I could ramble on. The system has been at breaking point for years. Would privatising the NHS improve it? Or is that cloud cuckoo land?

have you seen the state of our water, energy, rail and telecoms - once for profit we all suffer.

CheshireCat1 · 13/05/2024 14:57

We privatised the utilities and look how that’s ended up.

MagnetCarHair · 13/05/2024 14:57

UK spends $5,500 per capita

Is that particular to NHS costs or does it include the costs for those people who have sought out private healthcare because the NHS is on its arse?

C8H10N4O2 · 13/05/2024 14:57

Scattery · 13/05/2024 14:46

Cannot overstate how much I do not want to see the NHS being reformed down a for-profit privatised route. I agree the NHS as it stands needs reform but I grew up in the US where the healthcare system is complicated and terrifying.

My mother drove herself to the hospital with a burst appendix because we couldn't afford to pay for an ambulance. She eventually died in her fifties. I really hope the UK doesn't become a place where its citizens are too afraid to call an ambulance or get routine health care because of crippling cost.

Also, I wouldn't trust the Tories AT ALL to oversee any sort of NHS reform given their track record of lining crony pockets.

Most of Europe manages very well on state backed regulted insurance models. They are nothing like health care of 20 years ago in the US.

Having used them and having family using those models I'd have no problems going over to that system, not least because people who see the bills and have some choices typically put more money into the system voluntarily.
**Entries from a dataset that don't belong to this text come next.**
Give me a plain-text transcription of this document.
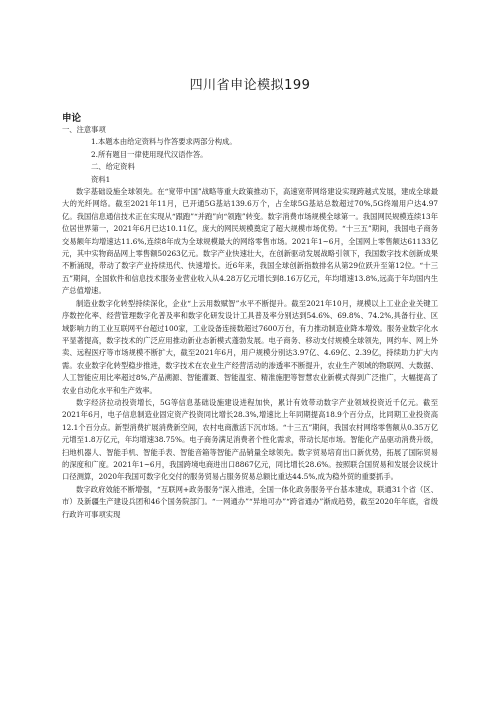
四川省申论模拟199
申论
一、注意事项
1.本题本由给定资料与作答要求两部分构成。
2.所有题目一律使用现代汉语作答。
二、给定资料
资料1
数字基础设施全球领先。在“宽带中国”战略等重大政策推动下，高速宽带网络建设实现跨越式发展，建成全球最大的光纤网络。截至2021年11月，已开通5G基站139.6万个，占全球5G基站总数超过70%,5G终端用户达4.97亿。我国信息通信技术正在实现从“跟跑”“并跑”向“领跑”转变。数字消费市场规模全球第一。我国网民规模连续13年位居世界第一，2021年6月已达10.11亿，庞大的网民规模奠定了超大规模市场优势。“十三五”期间，我国电子商务交易额年均增速达11.6%,连续8年成为全球规模最大的网络零售市场。2021年1~6月，全国网上零售额达61133亿元，其中实物商品网上零售额50263亿元。数字产业快速壮大，在创新驱动发展战略引领下，我国数字技术创新成果不断涌现，带动了数字产业持续迅代、快速增长。近6年来，我国全球创新指数排名从第29位跃升至第12位。“十三五”期间，全国软件和信息技术服务业营业收入从4.28万亿元增长到8.16万亿元，年均增速13.8%,远高于年均国内生产总值增速。
制造业数字化转型持续深化，企业“上云用数赋智”水平不断提升。截至2021年10月，规模以上工业企业关键工序数控化率、经营管理数字化普及率和数字化研发设计工具普及率分别达到54.6%、69.8%、74.2%,具备行业、区域影响力的工业互联网平台超过100家，工业设备连接数超过7600万台，有力推动制造业降本增效。服务业数字化水平显著提高，数字技术的广泛应用推动新业态新模式蓬勃发展。电子商务、移动支付规模全球领先，网约车、网上外卖、远程医疗等市场规模不断扩大，截至2021年6月，用户规模分别达3.97亿、4.69亿、2.39亿，持续助力扩大内需。农业数字化转型稳步推进，数字技术在农业生产经营活动的渗透率不断提升，农业生产领域的物联网、大数据、人工智能应用比率超过8%,产品溯源、智能灌溉、智能温室、精准施肥等智慧农业新模式得到广泛推广，大幅提高了农业自动化水平和生产效率。
数字经济拉动投资增长，5G等信息基础设施建设进程加快，累计有效带动数字产业领域投资近千亿元。截至2021年6月，电子信息制造业固定资产投资同比增长28.3%,增速比上年同期提高18.9个百分点，比同期工业投资高12.1个百分点。新型消费扩展消费新空间，农村电商激活下沉市场。“十三五”期间，我国农村网络零售额从0.35万亿元增至1.8万亿元，年均增速38.75%。电子商务满足消费者个性化需求，带动长尾市场。智能化产品驱动消费升级，扫地机器人、智能手机、智能手表、智能音箱等智能产品销量全球领先。数字贸易培育出口新优势，拓展了国际贸易的深度和广度。2021年1~6月，我国跨境电商进出口8867亿元，同比增长28.6%。按照联合国贸易和发展会议统计口径测算，2020年我国可数字化交付的服务贸易占服务贸易总额比重达44.5%,成为稳外贸的重要抓手。
数字政府效能不断增强，“互联网+政务服务”深入推进，全国一体化政务服务平台基本建成，联通31个省（区、市）及新疆生产建设兵团和46个国务院部门。“一网通办”“异地可办”“跨省通办”渐成趋势，截至2020年年底，省级行政许可事项实现
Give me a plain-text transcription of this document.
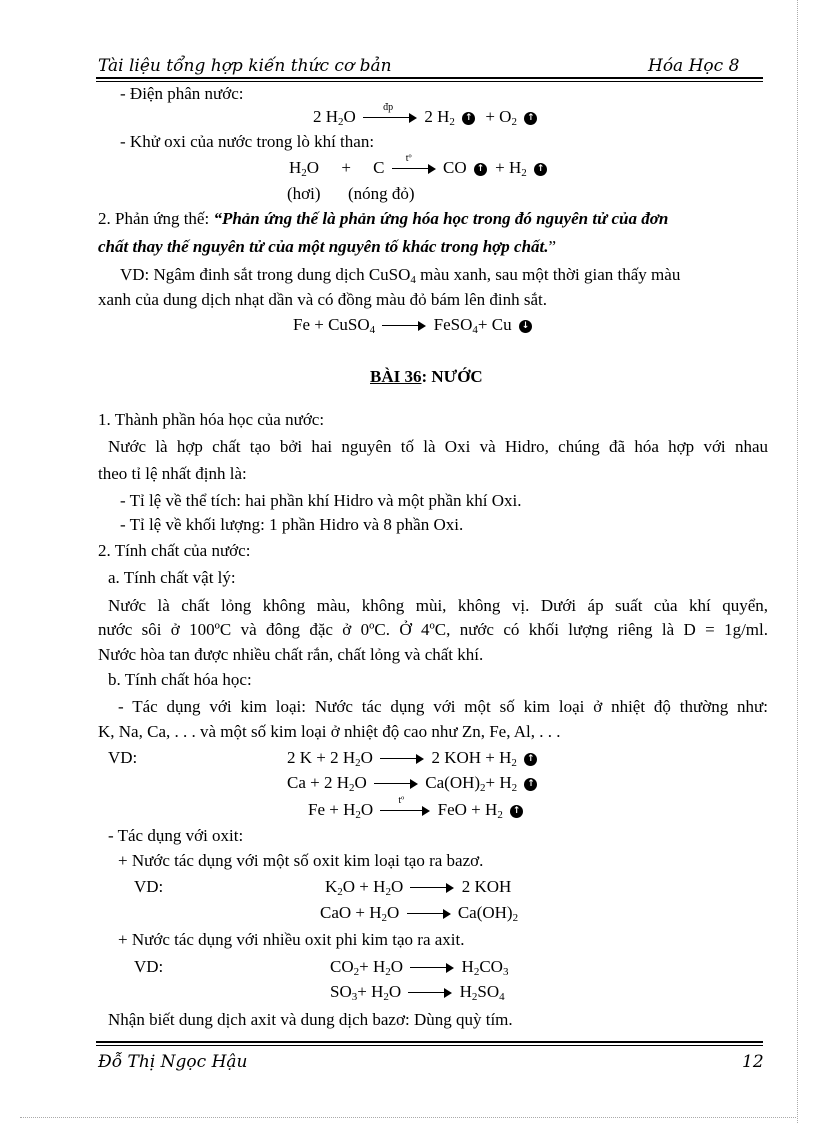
Tài liệu tổng hợp kiến thức cơ bản	Hóa Học 8
- Điện phân nước:
2 $H_2O$	đp 2 $H_2$ ↑ + $O_2$ ↑
- Khử oxi của nước trong lò khí than:
$H_2O + C$ tº CO ↑ + $H_2$ ↑
(hơi) (nóng đỏ)
2. Phản ứng thế: “Phản ứng thế là phản ứng hóa học trong đó nguyên tử của đơn
chất thay thế nguyên tử của một nguyên tố khác trong hợp chất.”
VD: Ngâm đinh sắt trong dung dịch CuSO$_4$ màu xanh, sau một thời gian thấy màu
xanh của dung dịch nhạt dần và có đồng màu đỏ bám lên đinh sắt.
Fe + CuSO$_4$	FeSO$_4$+ Cu ↓
BÀI 36: NƯỚC
1. Thành phần hóa học của nước:
Nước là hợp chất tạo bởi hai nguyên tố là Oxi và Hidro, chúng đã hóa hợp với nhau
theo tỉ lệ nhất định là:
- Tỉ lệ về thể tích: hai phần khí Hidro và một phần khí Oxi.
- Tỉ lệ về khối lượng: 1 phần Hidro và 8 phần Oxi.
2. Tính chất của nước:
a. Tính chất vật lý:
Nước là chất lỏng không màu, không mùi, không vị. Dưới áp suất của khí quyển,
nước sôi ở 100ºC và đông đặc ở 0ºC. Ở 4ºC, nước có khối lượng riêng là D = 1g/ml.
Nước hòa tan được nhiều chất rắn, chất lỏng và chất khí.
b. Tính chất hóa học:
- Tác dụng với kim loại: Nước tác dụng với một số kim loại ở nhiệt độ thường như:
K, Na, Ca, . . . và một số kim loại ở nhiệt độ cao như Zn, Fe, Al, . . .
VD:	2 K + 2 $H_2O$	2 KOH + $H_2$ ↑
Ca + 2 $H_2O$	$Ca(OH)_2+ H_2$ ↑
$Fe + H_2O$	tº FeO + $H_2$ ↑
- Tác dụng với oxit:
+ Nước tác dụng với một số oxit kim loại tạo ra bazơ.
VD:	$K_2O + H_2O$	2 KOH
CaO + $H_2O$	$Ca(OH)_2$
+ Nước tác dụng với nhiều oxit phi kim tạo ra axit.
VD:	$CO_2+ H_2O$	$H_2CO_3$
$SO_3+ H_2O$	$H_2SO_4$
Nhận biết dung dịch axit và dung dịch bazơ: Dùng quỳ tím.
Đỗ Thị Ngọc Hậu	12
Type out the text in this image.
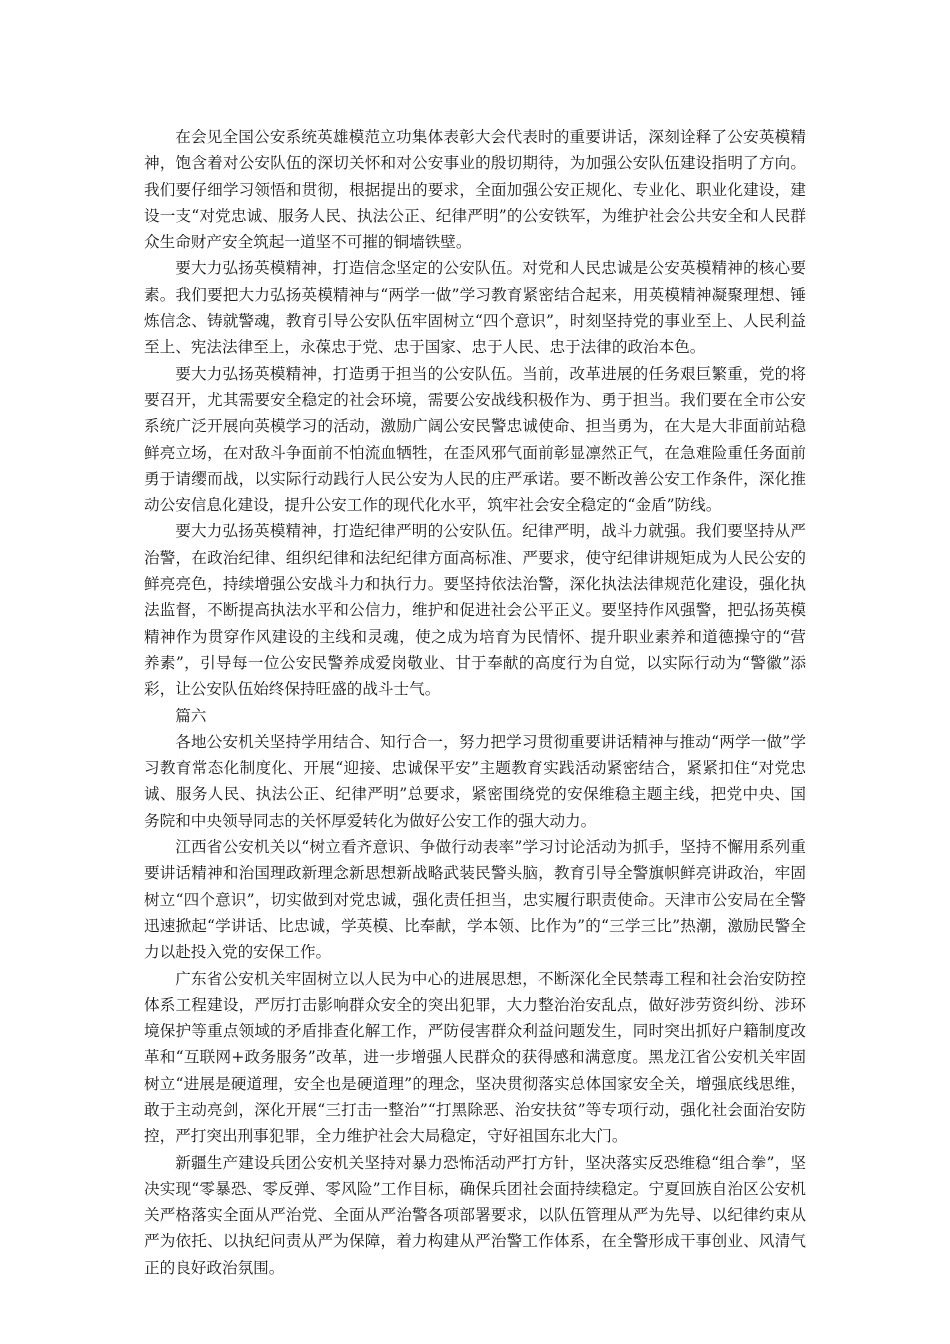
在会见全国公安系统英雄模范立功集体表彰大会代表时的重要讲话，深刻诠释了公安英模精神，饱含着对公安队伍的深切关怀和对公安事业的殷切期待，为加强公安队伍建设指明了方向。我们要仔细学习领悟和贯彻，根据提出的要求，全面加强公安正规化、专业化、职业化建设，建设一支“对党忠诚、服务人民、执法公正、纪律严明”的公安铁军，为维护社会公共安全和人民群众生命财产安全筑起一道坚不可摧的铜墙铁壁。

要大力弘扬英模精神，打造信念坚定的公安队伍。对党和人民忠诚是公安英模精神的核心要素。我们要把大力弘扬英模精神与“两学一做”学习教育紧密结合起来，用英模精神凝聚理想、锤炼信念、铸就警魂，教育引导公安队伍牢固树立“四个意识”，时刻坚持党的事业至上、人民利益至上、宪法法律至上，永葆忠于党、忠于国家、忠于人民、忠于法律的政治本色。

要大力弘扬英模精神，打造勇于担当的公安队伍。当前，改革进展的任务艰巨繁重，党的将要召开，尤其需要安全稳定的社会环境，需要公安战线积极作为、勇于担当。我们要在全市公安系统广泛开展向英模学习的活动，激励广阔公安民警忠诚使命、担当勇为，在大是大非面前站稳鲜亮立场，在对敌斗争面前不怕流血牺牲，在歪风邪气面前彰显凛然正气，在急难险重任务面前勇于请缨而战，以实际行动践行人民公安为人民的庄严承诺。要不断改善公安工作条件，深化推动公安信息化建设，提升公安工作的现代化水平，筑牢社会安全稳定的“金盾”防线。

要大力弘扬英模精神，打造纪律严明的公安队伍。纪律严明，战斗力就强。我们要坚持从严治警，在政治纪律、组织纪律和法纪纪律方面高标准、严要求，使守纪律讲规矩成为人民公安的鲜亮亮色，持续增强公安战斗力和执行力。要坚持依法治警，深化执法法律规范化建设，强化执法监督，不断提高执法水平和公信力，维护和促进社会公平正义。要坚持作风强警，把弘扬英模精神作为贯穿作风建设的主线和灵魂，使之成为培育为民情怀、提升职业素养和道德操守的“营养素”，引导每一位公安民警养成爱岗敬业、甘于奉献的高度行为自觉，以实际行动为“警徽”添彩，让公安队伍始终保持旺盛的战斗士气。

篇六

各地公安机关坚持学用结合、知行合一，努力把学习贯彻重要讲话精神与推动“两学一做”学习教育常态化制度化、开展“迎接、忠诚保平安”主题教育实践活动紧密结合，紧紧扣住“对党忠诚、服务人民、执法公正、纪律严明”总要求，紧密围绕党的安保维稳主题主线，把党中央、国务院和中央领导同志的关怀厚爱转化为做好公安工作的强大动力。

江西省公安机关以“树立看齐意识、争做行动表率”学习讨论活动为抓手，坚持不懈用系列重要讲话精神和治国理政新理念新思想新战略武装民警头脑，教育引导全警旗帜鲜亮讲政治，牢固树立“四个意识”，切实做到对党忠诚，强化责任担当，忠实履行职责使命。天津市公安局在全警迅速掀起“学讲话、比忠诚，学英模、比奉献，学本领、比作为”的“三学三比”热潮，激励民警全力以赴投入党的安保工作。

广东省公安机关牢固树立以人民为中心的进展思想，不断深化全民禁毒工程和社会治安防控体系工程建设，严厉打击影响群众安全的突出犯罪，大力整治治安乱点，做好涉劳资纠纷、涉环境保护等重点领域的矛盾排查化解工作，严防侵害群众利益问题发生，同时突出抓好户籍制度改革和“互联网+政务服务”改革，进一步增强人民群众的获得感和满意度。黑龙江省公安机关牢固树立“进展是硬道理，安全也是硬道理”的理念，坚决贯彻落实总体国家安全关，增强底线思维，敢于主动亮剑，深化开展“三打击一整治”“打黑除恶、治安扶贫”等专项行动，强化社会面治安防控，严打突出刑事犯罪，全力维护社会大局稳定，守好祖国东北大门。

新疆生产建设兵团公安机关坚持对暴力恐怖活动严打方针，坚决落实反恐维稳“组合拳”，坚决实现“零暴恐、零反弹、零风险”工作目标，确保兵团社会面持续稳定。宁夏回族自治区公安机关严格落实全面从严治党、全面从严治警各项部署要求，以队伍管理从严为先导、以纪律约束从严为依托、以执纪问责从严为保障，着力构建从严治警工作体系，在全警形成干事创业、风清气正的良好政治氛围。
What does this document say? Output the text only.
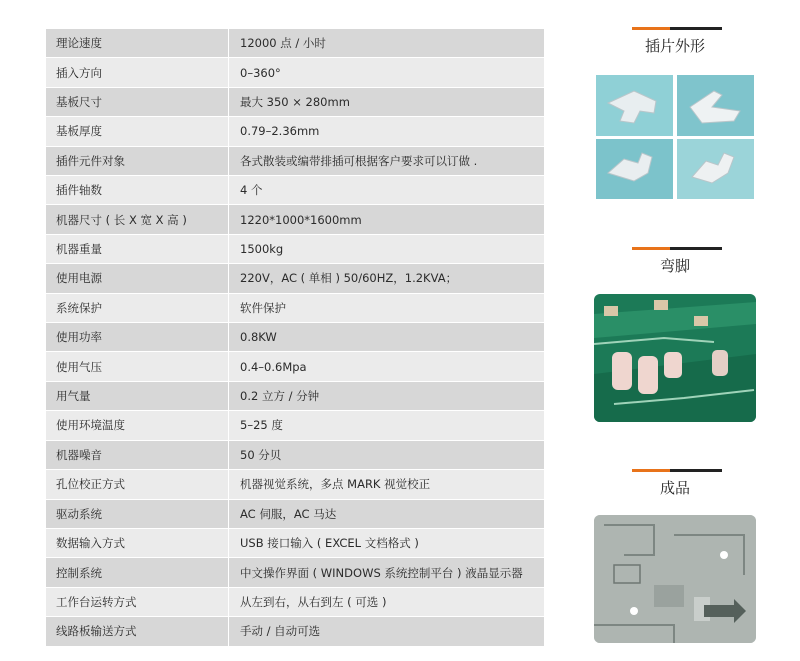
理论速度	12000 点 / 小时
插入方向	0–360°
基板尺寸	最大 350 × 280mm
基板厚度	0.79–2.36mm
插件元件对象	各式散装或编带排插可根据客户要求可以订做 .
插件轴数	4 个
机器尺寸 ( 长 X 宽 X 高 )	1220*1000*1600mm
机器重量	1500kg
使用电源	220V，AC ( 单相 ) 50/60HZ，1.2KVA；
系统保护	软件保护
使用功率	0.8KW
使用气压	0.4–0.6Mpa
用气量	0.2 立方 / 分钟
使用环境温度	5–25 度
机器噪音	50 分贝
孔位校正方式	机器视觉系统，多点 MARK 视觉校正
驱动系统	AC 伺服，AC 马达
数据输入方式	USB 接口输入 ( EXCEL 文档格式 )
控制系统	中文操作界面 ( WINDOWS 系统控制平台 ) 液晶显示器
工作台运转方式	从左到右，从右到左 ( 可选 )
线路板输送方式	手动 / 自动可选
插片外形
弯脚
成品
Low income (for whatever reason) citizens are paid for by the state.

The current system isn't "one" system nor is it state owned - from inception it was kept semi private due to lobbying from doctors whose support was critical to implementing any kind of state supported healthcare.

I'm philosophically a strong believer in state supported health and education and have voted as such most of my life. Having worked with the NHS rather too often, bucket loads more tax will be used to massage the numbers and add to bureaucracy rather than really transform and improve services for patients or working conditions for staff (the NHS's appalling working practices often make Amazon look like a Victorian paternalist quaker company).